Vu, 1°) enregistrés les 20 juillet 2001, 10 septembre 2001 et 9 décembre 2003, sous le n° 01BX01784, la requête et les mémoires ampliatifs présentés pour la FEDERATION DEPARTEMENTALE DES CHASSEURS DES LANDES, dont le siège social est sis ...
172- 40104 Dax, par Maître Charles X..., avocat, qui demande à la cour :
- d'annuler le jugement en date du 17 mai 2001 par lequel le tribunal administratif de Pau a annulé les arrêtés en date du 25 novembre 1997 par lesquels le préfet des Landes a fixé la liste des animaux classés nuisibles et les modalités de leur destruction à tir en tant qu'ils concernent la belette, la fouine, le renard, le corbeau freux, la corneille noire, la pie bavarde, l'étourneau sansonnet et le geai des chênes ;
- de rejeter la demande de l'Association pour la protection des animaux sauvages devant le tribunal administratif de Pau ;
.................................................................................................................

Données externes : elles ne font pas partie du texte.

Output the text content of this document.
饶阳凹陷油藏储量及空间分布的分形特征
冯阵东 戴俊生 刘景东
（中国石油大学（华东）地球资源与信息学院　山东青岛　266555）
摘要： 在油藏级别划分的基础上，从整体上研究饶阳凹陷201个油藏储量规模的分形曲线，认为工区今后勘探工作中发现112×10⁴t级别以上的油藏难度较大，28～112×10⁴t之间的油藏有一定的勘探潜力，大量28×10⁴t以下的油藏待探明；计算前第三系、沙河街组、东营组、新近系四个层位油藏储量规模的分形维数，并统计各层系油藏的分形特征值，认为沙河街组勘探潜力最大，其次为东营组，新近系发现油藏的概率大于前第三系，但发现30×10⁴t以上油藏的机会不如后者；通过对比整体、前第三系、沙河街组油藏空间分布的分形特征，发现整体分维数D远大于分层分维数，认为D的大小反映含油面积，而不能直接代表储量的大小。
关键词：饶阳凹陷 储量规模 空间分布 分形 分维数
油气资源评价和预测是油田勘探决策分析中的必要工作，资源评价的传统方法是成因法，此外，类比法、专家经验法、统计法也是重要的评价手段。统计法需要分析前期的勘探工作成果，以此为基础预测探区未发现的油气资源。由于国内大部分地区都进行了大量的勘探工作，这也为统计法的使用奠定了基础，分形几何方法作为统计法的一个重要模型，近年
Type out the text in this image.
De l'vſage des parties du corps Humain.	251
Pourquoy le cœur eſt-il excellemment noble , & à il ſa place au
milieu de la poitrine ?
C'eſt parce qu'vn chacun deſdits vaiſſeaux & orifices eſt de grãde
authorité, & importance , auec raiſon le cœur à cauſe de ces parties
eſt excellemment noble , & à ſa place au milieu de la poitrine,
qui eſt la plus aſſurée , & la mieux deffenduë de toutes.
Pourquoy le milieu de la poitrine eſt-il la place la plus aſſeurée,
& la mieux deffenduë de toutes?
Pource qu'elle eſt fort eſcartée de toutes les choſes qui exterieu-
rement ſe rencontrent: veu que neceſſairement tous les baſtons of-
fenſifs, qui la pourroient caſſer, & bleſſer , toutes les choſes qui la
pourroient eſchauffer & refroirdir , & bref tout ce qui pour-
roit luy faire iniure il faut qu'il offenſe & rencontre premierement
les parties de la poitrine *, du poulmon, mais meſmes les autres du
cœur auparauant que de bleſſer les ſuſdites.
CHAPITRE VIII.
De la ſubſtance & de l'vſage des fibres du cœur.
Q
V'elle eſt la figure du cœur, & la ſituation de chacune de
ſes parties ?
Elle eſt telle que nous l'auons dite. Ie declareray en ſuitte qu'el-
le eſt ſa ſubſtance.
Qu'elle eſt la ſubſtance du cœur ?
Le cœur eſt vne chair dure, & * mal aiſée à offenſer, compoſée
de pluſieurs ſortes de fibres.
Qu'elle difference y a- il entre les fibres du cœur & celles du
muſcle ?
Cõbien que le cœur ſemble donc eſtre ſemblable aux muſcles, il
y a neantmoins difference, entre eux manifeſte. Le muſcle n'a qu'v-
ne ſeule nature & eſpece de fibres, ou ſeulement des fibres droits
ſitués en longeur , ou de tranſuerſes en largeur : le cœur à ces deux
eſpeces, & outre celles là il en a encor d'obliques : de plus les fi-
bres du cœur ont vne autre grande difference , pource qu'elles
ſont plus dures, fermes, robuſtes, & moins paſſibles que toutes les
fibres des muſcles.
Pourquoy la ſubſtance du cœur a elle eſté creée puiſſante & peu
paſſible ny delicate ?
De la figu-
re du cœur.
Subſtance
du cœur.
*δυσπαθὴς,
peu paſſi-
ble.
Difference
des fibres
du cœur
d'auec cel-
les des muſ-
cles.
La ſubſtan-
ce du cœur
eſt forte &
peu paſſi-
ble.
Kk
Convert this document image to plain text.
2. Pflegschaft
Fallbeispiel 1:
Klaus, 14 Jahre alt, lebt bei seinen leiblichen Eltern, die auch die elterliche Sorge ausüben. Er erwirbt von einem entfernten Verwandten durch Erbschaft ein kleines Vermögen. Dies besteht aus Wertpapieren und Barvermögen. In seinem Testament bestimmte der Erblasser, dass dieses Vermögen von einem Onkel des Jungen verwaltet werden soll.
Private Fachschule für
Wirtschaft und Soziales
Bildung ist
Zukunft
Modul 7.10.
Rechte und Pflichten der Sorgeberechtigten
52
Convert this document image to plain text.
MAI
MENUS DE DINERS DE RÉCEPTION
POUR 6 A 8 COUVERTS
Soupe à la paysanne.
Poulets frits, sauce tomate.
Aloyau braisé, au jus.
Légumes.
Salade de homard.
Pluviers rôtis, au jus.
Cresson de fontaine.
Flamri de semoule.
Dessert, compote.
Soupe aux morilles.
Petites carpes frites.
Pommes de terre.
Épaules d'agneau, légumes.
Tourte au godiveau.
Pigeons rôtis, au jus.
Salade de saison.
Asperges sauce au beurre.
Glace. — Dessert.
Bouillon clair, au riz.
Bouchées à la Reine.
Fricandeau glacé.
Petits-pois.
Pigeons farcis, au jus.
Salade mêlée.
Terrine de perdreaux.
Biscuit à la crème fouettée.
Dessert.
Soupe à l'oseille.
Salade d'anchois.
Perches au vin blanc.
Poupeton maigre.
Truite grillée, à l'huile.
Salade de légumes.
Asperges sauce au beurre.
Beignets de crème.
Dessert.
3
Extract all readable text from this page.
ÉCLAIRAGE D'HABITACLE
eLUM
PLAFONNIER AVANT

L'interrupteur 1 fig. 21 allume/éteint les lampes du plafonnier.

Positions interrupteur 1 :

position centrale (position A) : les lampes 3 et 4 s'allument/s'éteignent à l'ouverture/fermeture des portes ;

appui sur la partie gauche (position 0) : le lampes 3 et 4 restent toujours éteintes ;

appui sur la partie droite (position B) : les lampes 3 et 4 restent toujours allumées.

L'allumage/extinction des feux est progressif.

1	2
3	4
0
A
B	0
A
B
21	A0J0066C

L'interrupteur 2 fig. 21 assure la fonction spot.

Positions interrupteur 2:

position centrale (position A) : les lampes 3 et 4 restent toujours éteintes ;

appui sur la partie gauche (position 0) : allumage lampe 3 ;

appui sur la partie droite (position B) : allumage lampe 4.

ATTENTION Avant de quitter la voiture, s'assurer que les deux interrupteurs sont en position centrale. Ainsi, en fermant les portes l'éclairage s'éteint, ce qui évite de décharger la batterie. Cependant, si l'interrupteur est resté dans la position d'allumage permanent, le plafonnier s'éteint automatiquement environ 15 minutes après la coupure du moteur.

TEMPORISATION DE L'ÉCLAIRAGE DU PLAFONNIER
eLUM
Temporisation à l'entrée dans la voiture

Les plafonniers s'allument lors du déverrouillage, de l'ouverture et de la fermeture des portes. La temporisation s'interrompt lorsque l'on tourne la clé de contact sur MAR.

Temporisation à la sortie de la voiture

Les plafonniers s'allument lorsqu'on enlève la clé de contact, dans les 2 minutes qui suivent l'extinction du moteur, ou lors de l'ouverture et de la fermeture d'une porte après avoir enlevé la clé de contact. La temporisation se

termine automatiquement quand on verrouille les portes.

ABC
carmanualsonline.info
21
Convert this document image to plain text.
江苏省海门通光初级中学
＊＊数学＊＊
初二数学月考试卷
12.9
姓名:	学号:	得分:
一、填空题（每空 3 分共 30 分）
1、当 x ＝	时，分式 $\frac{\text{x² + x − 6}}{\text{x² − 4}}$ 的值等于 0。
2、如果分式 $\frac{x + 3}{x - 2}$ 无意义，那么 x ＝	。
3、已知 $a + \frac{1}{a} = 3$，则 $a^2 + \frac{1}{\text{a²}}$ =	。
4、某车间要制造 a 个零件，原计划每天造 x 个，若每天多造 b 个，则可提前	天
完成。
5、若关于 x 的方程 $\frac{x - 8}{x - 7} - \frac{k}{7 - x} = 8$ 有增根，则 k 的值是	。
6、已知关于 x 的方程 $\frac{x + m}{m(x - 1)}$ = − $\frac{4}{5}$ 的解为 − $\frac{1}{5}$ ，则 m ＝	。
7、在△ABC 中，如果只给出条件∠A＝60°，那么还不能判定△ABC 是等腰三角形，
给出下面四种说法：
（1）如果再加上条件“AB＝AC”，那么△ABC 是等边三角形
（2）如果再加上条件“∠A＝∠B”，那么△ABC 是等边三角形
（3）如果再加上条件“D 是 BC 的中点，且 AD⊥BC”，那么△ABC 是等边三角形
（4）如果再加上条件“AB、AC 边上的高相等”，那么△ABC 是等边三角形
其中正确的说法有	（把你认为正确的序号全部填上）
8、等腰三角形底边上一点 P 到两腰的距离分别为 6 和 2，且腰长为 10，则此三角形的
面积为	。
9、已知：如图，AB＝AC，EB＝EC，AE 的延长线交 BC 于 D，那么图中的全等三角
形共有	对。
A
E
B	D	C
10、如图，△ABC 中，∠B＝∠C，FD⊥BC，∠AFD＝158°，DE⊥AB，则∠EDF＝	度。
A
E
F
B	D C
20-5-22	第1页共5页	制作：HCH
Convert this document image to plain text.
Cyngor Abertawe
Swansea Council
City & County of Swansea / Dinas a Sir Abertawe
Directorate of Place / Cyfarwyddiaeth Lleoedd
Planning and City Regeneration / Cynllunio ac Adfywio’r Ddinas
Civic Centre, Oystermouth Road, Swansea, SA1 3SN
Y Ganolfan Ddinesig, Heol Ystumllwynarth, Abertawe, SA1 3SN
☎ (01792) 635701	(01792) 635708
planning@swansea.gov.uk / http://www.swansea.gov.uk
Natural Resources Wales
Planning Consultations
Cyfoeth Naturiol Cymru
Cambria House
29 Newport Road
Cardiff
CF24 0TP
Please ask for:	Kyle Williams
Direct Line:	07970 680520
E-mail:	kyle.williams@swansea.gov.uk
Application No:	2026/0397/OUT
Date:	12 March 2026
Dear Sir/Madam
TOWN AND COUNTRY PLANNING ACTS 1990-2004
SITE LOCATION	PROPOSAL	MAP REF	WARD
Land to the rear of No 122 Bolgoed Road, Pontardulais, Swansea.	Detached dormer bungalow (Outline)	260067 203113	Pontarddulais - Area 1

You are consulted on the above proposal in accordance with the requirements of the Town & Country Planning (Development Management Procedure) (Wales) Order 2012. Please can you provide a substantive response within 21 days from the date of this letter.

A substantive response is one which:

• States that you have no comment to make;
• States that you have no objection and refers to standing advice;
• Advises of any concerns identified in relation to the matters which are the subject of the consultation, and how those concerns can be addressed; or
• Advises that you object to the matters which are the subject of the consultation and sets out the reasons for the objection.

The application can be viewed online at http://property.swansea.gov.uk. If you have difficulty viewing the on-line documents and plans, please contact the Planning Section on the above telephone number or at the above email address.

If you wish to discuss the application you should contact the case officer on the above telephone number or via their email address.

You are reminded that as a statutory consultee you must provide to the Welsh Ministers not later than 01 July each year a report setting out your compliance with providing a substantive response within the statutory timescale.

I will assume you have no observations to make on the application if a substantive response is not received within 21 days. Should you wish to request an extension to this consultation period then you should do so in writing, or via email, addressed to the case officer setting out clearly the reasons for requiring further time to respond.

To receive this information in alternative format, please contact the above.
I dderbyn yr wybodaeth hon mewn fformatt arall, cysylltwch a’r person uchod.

Classement CNIJ : 03-08-005 C+
Vu 2°) enregistrée le 27 juillet 2001 sous le n° 01BX01833 la requête présentée par le MINISTRE DE L'AMENAGEMENT DU TERRITOIRE ET DE L'ENVIRONNEMENT, qui demande à la cour :
- d'annuler le jugement en date du 17 mai 2001 par lequel le tribunal administratif de Pau a annulé les arrêtés en date du 25 novembre 1997 par lesquels le préfet des Landes a fixé la liste des animaux classés nuisibles et les modalités de leur destruction à tir en tant qu'ils concernent la belette, la fouine, le renard, le corbeau freux, la corneille noire, la pie bavarde, l'étourneau sansonnet et le geai des chênes ;
- de rejeter la demande de l'Association pour la protection des animaux sauvages devant le tribunal administratif de Pau ;
.......................................................................................................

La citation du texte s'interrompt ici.